The Ontario Court of Appeal made a similar ruling in A.O. v. J.V. It held that the right to claim contribution or indemnity from a joint tortfeasor derives solely from s. 1 of the Negligence Act. The court noted that the caselaw has restricted the application of that section to concurrent tortfeasors (i.e., joint or several tortfeasors causing the same damage). In this case, the court refused to allow a third party claim by one tortfeasor against three other parties, as the torts alleged to have been committed by the latter were completely separate from the tort alleged to have been committed by the defendant. The acts complained of took place years apart. The Court of Appeal held that the original defendant would be liable only for the damage that his acts had caused. There was no basis for a claim of contribution or indemnity:
 A proper analysis starts at the beginning in 1972 when the appellant committed a tortious act against the plaintiff. The consequences of that act may or may not have been latent for a time but they continued and will continue until trial as a continuous stream of damage caused by a single act. That stream may have come into confluence with other streams flowing from other tortious or non-tortious acts, but the subsequent wrongdoers are no more jointly responsible for the full damages flowing after their acts than they would be for the plaintiff’s damages, if any, suffered before they committed torts. They are each answerable for their individual conduct but not for that of others.
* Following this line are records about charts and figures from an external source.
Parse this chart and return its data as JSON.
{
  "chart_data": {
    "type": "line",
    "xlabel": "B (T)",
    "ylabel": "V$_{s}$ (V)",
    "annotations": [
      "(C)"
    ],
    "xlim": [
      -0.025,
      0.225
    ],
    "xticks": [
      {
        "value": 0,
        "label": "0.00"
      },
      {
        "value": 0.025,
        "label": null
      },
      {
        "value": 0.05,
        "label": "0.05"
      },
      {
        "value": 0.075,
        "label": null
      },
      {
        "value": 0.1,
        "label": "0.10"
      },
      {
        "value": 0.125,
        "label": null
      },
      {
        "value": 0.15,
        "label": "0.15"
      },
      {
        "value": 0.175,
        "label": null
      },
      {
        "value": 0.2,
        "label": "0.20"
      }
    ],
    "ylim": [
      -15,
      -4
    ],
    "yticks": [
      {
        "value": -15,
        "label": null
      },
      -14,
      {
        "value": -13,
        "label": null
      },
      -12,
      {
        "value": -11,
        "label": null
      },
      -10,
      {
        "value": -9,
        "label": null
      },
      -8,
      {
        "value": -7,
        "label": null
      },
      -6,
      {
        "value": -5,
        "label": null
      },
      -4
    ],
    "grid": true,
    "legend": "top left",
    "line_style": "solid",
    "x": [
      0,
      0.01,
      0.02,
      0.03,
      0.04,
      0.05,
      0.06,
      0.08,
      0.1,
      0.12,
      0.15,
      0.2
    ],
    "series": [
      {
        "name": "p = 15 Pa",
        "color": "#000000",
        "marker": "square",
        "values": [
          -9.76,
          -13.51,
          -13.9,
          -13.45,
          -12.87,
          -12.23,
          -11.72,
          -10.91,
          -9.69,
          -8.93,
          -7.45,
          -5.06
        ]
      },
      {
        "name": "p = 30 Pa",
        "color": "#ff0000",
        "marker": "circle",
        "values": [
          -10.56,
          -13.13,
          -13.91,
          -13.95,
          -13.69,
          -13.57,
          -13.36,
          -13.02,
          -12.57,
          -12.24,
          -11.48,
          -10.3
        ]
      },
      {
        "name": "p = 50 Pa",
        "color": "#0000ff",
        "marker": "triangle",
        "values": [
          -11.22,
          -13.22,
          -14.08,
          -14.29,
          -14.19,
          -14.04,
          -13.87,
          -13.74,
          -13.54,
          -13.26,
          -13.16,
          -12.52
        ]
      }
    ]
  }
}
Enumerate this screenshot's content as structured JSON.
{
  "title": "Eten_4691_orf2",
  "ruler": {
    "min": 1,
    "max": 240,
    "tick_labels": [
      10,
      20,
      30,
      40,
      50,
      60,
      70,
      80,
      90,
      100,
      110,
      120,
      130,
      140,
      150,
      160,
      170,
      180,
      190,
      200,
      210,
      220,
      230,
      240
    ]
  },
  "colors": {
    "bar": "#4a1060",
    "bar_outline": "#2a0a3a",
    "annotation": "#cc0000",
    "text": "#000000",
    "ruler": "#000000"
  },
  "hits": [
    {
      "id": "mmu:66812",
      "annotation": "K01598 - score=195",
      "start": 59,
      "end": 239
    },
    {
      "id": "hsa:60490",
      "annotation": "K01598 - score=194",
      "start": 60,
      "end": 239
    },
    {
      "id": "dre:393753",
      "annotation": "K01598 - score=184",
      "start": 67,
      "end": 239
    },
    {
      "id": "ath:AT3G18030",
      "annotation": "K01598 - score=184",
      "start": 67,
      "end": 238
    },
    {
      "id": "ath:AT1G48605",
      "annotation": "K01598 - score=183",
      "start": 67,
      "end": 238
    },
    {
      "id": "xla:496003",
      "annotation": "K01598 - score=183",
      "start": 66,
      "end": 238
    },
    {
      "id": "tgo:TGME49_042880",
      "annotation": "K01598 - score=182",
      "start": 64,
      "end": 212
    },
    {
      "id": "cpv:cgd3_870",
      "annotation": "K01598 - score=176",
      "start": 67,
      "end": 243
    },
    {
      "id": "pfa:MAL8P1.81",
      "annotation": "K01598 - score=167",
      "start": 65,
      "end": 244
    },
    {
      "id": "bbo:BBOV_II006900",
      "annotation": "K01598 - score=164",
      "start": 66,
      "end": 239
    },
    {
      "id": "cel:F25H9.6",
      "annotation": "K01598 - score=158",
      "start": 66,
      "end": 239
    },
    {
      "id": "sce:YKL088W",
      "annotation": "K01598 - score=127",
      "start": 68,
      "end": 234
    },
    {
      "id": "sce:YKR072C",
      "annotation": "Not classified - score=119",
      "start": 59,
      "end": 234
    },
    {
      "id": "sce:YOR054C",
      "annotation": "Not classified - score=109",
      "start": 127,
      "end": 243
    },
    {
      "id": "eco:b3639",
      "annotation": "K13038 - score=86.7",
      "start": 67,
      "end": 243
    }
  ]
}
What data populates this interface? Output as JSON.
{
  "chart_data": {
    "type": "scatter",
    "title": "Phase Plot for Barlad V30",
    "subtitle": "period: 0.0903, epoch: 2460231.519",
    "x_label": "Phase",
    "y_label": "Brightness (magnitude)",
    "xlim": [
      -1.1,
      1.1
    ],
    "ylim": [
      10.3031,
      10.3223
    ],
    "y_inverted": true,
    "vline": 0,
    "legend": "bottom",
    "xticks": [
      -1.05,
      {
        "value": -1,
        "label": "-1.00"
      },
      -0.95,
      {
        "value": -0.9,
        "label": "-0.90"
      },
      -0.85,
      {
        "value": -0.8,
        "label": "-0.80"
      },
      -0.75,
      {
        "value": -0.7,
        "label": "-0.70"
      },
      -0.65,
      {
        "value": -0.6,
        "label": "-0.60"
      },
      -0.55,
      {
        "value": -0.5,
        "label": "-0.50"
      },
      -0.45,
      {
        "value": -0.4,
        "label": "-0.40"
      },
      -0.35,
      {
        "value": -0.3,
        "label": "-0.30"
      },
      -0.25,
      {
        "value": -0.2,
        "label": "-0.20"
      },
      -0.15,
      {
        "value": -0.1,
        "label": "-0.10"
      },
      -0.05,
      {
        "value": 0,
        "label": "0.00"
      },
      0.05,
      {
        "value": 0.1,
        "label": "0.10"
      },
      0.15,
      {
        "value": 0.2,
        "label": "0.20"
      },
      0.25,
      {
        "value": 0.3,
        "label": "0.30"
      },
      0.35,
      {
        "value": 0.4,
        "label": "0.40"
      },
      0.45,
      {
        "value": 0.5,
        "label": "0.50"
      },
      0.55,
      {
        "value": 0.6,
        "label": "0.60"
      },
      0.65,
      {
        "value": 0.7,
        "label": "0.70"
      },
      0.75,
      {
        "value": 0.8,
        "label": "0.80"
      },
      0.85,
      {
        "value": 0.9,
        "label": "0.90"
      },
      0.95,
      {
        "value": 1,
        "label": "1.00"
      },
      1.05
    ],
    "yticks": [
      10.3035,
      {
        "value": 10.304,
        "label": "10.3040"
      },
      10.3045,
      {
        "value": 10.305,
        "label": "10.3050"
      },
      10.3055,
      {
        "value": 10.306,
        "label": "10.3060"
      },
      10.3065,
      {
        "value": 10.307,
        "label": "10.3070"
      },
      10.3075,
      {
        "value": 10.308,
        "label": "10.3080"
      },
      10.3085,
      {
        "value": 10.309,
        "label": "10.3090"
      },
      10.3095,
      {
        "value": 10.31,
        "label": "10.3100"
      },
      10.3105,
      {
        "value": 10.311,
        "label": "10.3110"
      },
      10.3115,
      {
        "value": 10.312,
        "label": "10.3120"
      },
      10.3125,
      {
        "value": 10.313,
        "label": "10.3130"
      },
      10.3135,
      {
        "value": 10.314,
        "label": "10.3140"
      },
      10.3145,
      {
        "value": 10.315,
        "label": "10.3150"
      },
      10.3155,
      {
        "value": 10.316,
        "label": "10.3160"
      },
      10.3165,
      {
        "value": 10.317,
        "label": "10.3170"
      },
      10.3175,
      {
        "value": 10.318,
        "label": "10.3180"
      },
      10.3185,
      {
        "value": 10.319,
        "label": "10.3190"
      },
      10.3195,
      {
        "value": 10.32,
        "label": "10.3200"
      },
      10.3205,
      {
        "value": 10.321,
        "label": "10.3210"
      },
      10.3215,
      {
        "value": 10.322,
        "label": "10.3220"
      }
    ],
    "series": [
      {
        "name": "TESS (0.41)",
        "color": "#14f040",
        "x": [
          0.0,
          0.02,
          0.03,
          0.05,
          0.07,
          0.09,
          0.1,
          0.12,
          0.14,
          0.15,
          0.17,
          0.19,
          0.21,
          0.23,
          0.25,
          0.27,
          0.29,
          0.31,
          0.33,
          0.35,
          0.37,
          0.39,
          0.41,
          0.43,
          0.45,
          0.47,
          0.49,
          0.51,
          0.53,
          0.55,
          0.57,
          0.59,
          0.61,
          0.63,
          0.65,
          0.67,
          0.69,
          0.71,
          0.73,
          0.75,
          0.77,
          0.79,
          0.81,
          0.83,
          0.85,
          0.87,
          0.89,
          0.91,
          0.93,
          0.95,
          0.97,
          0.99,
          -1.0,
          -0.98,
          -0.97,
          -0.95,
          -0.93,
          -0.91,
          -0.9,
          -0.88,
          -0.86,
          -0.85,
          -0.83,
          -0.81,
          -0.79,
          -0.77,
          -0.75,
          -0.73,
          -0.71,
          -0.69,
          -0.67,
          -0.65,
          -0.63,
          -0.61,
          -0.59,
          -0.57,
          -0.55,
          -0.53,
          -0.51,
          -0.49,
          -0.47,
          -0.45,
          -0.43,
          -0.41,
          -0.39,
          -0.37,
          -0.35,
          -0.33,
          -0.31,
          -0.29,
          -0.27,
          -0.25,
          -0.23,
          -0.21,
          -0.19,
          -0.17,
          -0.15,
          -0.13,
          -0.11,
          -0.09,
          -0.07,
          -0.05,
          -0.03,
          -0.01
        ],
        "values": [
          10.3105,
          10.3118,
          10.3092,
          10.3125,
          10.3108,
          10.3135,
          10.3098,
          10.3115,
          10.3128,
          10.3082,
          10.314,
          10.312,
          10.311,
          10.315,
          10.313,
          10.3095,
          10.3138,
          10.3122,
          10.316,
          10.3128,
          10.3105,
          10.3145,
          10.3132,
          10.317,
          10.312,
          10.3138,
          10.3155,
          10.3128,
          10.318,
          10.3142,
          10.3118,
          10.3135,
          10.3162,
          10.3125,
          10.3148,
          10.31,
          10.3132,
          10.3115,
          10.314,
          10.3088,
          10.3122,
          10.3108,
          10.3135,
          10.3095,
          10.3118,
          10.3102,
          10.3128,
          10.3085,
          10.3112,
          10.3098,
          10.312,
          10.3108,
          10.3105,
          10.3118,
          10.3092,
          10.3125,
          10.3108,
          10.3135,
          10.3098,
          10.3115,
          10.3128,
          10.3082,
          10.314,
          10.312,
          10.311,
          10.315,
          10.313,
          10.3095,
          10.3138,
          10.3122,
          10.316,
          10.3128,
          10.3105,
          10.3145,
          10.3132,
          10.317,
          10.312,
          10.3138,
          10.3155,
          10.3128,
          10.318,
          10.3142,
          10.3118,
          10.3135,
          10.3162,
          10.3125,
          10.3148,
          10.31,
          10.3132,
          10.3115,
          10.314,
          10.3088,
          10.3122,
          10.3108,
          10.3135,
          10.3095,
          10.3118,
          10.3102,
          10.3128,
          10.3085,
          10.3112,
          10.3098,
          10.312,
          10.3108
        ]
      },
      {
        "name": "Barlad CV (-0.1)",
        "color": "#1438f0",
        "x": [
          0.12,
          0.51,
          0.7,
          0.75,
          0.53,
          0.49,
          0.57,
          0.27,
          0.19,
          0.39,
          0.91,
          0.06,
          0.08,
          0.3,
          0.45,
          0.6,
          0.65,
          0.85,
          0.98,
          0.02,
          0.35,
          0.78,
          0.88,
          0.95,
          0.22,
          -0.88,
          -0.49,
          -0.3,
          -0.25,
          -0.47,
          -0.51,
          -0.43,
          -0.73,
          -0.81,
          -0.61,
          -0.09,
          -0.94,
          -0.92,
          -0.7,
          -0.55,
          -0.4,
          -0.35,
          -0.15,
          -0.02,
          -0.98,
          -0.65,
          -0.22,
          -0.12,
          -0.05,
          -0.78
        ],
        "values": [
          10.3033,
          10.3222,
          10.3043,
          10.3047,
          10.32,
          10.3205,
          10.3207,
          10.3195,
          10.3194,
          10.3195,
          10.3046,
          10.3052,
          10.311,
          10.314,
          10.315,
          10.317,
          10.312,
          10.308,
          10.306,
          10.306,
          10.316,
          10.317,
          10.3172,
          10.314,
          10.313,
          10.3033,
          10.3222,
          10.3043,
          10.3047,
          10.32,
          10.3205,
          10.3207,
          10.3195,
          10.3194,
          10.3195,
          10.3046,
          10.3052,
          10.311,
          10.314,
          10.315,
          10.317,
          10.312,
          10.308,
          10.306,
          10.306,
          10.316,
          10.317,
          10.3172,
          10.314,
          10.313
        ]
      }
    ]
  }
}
 That is why the wrongdoers must be acting concurrently to attract the application of s. 1 of the Negligence Act. And that is why s. 1 has no application to this case and why the third party notices should not issue.
It would appear to us that the question in the Drapeau v. Heald case should have been whether the leasing company and its employee were entitled to bring a third party claim at all. The caselaw strongly suggests that the third party claim was not proper and could be struck out.